如今城南突发诡异怪病,当真只是偶然爆发的天灾时疫?还是有人在背后暗中投毒播散,搅动京城乱局?
这一点,必须弄清楚。
约莫两个时辰之后。
暮色将至。
两道黑影重新落回揽月院的院落之中。天下与双全身上还带着市井尘土的气息,袖口、领口都用布条层层包裹,做足了防护。
天下双手捧着一个密封的木盒,神色肃穆。
“小姐,属下二人已经探查完毕。城南平民坊,病患已经增至七例,死亡两例。病症传播比预想更快,已经有相邻街巷出现患病之人。属下按吩咐取得样本,全程小心隔绝,未曾沾染病气。”
双全躬身禀报见闻:“那边百姓已经开始恐慌。不少人家纷纷闭门不出。坊间已经流传谣言,说是什么天降灾罚,人心浮动。地方上的巡检司官吏,只当做普通热病,没有采取隔离措施,依旧任由百姓往来走动,长此以往,必定大肆扩散。”
花满天接过密封木盒。
盒中以防腐药材隔离开,存放着少量病患的样本。
“闭月,随我进入药庐密室。其余人守在外面,不许任何人靠近。”
“是。”
花满天抱着木盒,转身走向揽月院后方,一间层层隔绝、专门用来研究毒物与疑难病症的密室。
密室之中,灯火长明,摆满药瓶、药炉、解剖器具。
花满天戴上薄纱手套,小心打开木盒,开始细致查验样本。
闭月立在一旁,手持纸笔,随时记录脉象、病理特征。
时间一点点流逝,夜色彻底笼罩整座太傅府。
密室之内,灯火摇曳。
花满天放下手中银质探针,脸色变得愈发沉肃。
闭月连忙问道:“小姐,怎么样?是自然时疫吗?”
“不全是。”花满天缓缓摇头,眸光幽深,“确有疫病的传染特性,但样本之中,混杂了微量的毒物残留。这一场怪病,并非单纯天灾,是人为投毒,诱发催生出来的时疫。”
一句话,让闭月浑身一震,手中毛笔险些掉落在纸上。
“人为?!什么人如此丧心病狂!不惜散播毒疫,祸害京城万千普通百姓!”
普通世家内宅争斗,害人不过一两人。
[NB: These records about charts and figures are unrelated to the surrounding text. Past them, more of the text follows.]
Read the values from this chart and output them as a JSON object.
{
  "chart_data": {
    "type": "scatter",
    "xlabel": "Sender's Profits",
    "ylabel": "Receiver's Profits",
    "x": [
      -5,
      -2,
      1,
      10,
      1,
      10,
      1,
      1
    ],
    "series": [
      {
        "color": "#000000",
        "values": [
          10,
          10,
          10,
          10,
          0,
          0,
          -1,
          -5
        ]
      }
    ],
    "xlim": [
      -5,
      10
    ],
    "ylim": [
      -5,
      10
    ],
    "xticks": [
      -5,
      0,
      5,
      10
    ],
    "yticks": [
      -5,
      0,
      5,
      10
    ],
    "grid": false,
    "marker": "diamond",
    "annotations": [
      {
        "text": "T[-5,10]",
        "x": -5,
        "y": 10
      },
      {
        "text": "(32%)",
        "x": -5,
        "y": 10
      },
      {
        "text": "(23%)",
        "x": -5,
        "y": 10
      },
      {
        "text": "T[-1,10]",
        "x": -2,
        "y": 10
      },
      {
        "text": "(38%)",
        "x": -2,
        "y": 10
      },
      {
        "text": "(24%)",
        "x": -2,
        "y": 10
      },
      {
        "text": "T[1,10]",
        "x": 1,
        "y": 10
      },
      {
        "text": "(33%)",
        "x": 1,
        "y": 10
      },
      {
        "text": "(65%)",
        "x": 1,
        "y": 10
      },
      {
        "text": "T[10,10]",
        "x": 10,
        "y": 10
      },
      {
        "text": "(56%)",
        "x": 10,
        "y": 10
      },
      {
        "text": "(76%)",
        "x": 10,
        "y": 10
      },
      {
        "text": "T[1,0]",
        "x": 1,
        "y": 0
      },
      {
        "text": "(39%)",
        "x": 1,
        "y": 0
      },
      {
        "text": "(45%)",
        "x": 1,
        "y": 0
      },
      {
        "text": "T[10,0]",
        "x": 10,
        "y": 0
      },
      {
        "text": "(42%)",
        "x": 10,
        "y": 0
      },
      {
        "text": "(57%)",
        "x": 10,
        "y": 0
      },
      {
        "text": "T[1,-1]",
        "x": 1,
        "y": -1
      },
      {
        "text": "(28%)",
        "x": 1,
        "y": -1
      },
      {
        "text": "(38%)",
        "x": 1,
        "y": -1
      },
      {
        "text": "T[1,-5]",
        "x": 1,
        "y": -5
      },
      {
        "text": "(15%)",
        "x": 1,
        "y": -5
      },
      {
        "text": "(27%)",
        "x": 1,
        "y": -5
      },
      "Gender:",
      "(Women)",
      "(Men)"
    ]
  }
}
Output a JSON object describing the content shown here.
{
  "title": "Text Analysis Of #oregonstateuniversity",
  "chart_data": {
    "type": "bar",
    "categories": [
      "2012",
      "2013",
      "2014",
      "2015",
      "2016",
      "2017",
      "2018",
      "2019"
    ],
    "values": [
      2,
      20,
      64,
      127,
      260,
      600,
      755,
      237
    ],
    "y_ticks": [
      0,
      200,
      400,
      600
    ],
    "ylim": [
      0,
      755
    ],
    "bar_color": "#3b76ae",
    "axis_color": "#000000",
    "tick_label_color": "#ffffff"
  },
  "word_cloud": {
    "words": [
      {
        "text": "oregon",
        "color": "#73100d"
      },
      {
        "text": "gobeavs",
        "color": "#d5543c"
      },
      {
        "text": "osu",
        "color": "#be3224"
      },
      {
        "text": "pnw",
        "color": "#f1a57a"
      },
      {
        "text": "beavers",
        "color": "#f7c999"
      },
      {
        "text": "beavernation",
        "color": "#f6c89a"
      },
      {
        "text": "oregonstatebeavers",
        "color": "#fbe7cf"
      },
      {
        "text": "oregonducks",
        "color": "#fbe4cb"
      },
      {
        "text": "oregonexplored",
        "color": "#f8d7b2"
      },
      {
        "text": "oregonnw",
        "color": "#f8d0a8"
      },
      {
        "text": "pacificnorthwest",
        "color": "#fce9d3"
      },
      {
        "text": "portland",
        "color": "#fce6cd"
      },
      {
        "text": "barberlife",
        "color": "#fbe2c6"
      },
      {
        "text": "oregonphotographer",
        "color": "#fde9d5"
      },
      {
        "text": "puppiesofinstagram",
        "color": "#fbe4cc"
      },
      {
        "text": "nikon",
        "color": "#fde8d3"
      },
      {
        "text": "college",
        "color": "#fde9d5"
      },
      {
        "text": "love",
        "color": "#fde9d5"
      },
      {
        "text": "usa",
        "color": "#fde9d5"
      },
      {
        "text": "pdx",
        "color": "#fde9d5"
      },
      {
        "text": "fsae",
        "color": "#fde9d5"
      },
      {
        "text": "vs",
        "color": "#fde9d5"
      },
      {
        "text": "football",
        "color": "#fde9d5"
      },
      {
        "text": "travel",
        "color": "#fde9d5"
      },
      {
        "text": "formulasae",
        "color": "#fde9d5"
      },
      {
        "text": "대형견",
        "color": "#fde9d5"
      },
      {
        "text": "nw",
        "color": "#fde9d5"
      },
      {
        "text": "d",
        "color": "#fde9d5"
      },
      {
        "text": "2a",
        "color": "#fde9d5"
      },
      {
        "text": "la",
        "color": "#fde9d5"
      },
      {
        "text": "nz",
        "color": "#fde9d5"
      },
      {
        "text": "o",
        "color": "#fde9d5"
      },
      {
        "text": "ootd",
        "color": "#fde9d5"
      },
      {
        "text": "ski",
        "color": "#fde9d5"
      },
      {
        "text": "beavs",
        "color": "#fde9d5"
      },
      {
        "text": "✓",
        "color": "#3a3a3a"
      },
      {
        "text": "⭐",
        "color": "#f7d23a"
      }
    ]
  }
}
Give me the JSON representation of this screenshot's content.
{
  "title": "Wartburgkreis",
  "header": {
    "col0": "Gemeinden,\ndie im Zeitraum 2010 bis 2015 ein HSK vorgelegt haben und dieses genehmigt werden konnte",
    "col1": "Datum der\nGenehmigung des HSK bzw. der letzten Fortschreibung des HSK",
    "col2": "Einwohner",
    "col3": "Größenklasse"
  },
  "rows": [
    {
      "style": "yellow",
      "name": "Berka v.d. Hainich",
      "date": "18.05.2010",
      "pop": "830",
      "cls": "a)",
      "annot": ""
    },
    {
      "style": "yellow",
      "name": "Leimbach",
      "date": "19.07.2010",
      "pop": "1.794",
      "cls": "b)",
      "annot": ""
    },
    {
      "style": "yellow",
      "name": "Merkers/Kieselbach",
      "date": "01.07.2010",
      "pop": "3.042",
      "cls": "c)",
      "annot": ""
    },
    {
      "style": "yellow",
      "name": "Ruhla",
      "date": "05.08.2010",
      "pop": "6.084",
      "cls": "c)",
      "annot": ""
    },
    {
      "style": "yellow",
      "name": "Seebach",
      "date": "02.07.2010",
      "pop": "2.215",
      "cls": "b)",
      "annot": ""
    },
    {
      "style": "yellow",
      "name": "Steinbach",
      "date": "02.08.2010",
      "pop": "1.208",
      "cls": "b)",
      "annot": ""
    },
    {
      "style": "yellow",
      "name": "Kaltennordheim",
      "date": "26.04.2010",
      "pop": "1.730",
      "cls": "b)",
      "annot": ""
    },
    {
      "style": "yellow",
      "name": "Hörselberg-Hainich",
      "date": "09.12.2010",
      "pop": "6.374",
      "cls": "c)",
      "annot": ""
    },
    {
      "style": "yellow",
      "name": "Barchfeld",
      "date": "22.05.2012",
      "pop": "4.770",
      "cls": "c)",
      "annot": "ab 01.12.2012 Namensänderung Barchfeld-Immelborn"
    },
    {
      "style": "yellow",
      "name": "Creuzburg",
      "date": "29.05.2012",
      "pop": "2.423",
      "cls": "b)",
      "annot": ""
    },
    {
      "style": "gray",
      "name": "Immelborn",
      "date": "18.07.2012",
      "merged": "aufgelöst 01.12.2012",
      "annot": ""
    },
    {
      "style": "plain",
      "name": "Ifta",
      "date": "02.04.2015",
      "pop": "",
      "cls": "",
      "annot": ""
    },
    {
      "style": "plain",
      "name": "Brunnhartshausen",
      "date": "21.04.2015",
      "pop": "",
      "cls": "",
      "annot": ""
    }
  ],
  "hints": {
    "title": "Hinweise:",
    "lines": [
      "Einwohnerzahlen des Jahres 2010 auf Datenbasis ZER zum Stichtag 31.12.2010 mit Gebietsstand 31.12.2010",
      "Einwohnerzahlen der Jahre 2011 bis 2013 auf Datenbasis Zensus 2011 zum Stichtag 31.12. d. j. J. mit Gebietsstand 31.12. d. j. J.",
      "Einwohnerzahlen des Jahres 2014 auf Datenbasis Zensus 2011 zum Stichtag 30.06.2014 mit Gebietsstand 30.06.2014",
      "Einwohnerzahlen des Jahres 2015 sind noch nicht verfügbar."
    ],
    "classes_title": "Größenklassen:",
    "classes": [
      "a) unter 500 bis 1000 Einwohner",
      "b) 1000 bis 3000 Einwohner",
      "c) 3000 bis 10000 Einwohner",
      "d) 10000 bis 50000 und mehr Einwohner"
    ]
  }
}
敢在都城之中播散毒疫,那是要成千上万的百姓性命做代价,其心歹毒,骇人听闻。
花满天眼神冷冽:“能够调配出这种可以诱发时疫的毒剂,绝非寻常江湖术士可以做到。背后,必然有一股势力,手握精通毒理的高手。”
她脑海之中,不由自主,回想起花柔儿手中那来自地下药肆的断缘尘。
两件事,会不会本就出自同一股势力之手?
他们先是通过地下渠道,给柳氏母女提供阴私秘毒,搅动太傅府内宅。如今,又在京城城南播散毒源,催生时疫,搅乱整座京城。
那么,这伙人的最终目的,究竟是什么?
搅乱京城,动摇朝堂根基?还是,另有所图?
“闭月。”花满天抬眼,语气郑重,“此事,已经远远超出我们花府内宅纷争。此事关乎全城百姓性命,不能再藏在密室之中。”
“即刻,请父亲来揽月院,我要把全部发现,如实禀报。同时,整理出一份初步防护方子,先让人送往城南药铺,教百姓做简单隔离防护,尽量延缓疫病扩散。”
“是!”
夜色沉沉,一场看不见硝烟的战争,已经悄然拉开序幕。
而深宫朝堂之上,各方势力,尚且还沉浸在往日的平静之中,对即将到来的巨大危机,浑然不觉。